He says that although investors have become accustomed to slower growth, they are less used to seeing a slowdown in emerging markets and Asia, which until recently have been holding up relatively well despite weaker data from the United States and Europe.

Koesterich’s message is that there will be higher volatility agreeing with other fund managers including Schroders, but just like them he is urging investors to stick with stocks.

He says: “Investors are likely to continue to struggle with the possibility of a less dovish Fed and with weaker growth, which will translate into higher levels of uncertainty. That said, however, the basic ingredients of the equity bull market remain intact.

“Stocks are reasonably priced, interest rates are low, inflation is not a threat and corporate balance sheets remain healthy-all reasons why we believe stock prices should move higher over the intermediate term. There are areas of the market that warrant caution, however. The utilities sector (which is often viewed as a bond market proxy) looks particularly vulnerable in an environment of rising rates.”

He says: “Additionally, while we have a favourable long-term view on emerging markets, we would suggest increased caution toward areas of the market that may be especially vulnerable to a tighter liquidity environment and a stronger US dollar, such as Russia.

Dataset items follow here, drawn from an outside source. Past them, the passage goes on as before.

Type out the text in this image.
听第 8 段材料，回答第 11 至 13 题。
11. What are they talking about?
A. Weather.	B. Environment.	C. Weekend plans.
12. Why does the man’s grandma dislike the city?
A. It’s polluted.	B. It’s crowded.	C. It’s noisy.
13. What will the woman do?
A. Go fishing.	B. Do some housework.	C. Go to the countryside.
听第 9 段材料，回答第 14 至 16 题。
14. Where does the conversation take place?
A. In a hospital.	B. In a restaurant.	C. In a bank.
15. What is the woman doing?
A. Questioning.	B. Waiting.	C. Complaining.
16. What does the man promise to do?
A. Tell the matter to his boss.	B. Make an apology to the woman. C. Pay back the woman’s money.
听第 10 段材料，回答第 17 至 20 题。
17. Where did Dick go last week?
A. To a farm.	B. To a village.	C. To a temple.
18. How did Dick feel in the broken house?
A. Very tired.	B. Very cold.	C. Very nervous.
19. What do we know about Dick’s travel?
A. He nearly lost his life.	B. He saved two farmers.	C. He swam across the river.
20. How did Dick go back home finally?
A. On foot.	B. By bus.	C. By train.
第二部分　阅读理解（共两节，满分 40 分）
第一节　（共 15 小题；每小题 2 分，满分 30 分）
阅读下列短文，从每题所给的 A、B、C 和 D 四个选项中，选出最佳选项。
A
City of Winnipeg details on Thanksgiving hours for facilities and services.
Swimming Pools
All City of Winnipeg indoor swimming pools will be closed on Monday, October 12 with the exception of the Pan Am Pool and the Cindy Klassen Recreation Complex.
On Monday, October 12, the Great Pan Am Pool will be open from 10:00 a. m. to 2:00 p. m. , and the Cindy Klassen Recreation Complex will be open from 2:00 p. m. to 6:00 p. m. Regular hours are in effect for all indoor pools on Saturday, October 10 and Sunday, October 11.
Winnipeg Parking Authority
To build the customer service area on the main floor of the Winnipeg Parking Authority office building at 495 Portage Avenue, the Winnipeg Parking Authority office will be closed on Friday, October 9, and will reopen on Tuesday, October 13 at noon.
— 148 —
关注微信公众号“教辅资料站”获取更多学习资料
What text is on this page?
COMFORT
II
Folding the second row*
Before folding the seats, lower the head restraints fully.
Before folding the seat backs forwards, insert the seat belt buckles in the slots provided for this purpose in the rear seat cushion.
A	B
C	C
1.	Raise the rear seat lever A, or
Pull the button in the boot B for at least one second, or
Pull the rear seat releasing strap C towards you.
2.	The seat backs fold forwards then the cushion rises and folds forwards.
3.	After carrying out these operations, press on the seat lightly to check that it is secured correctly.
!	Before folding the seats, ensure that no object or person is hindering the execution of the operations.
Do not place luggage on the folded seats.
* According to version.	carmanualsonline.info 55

For the same reason, we are growing more wary of Hong Kong.”

“Within fixed income markets, the recent spike in Treasury yields may be extreme and it is certainly possible that we will see some sort of pullback as volatility persists, but we do believe that upward pressure on yields will persist for the coming year. As such, we continue to believe Treasuries (and agency mortgages) look unattractive and we would advocate underweight positions to these sectors. At the same time, while prices for TIPS (Treasury Inflation-Protected Securities) and gold have dropped noticeably, we still view these inflation hedges as expensive and vulnerable to rising rates.”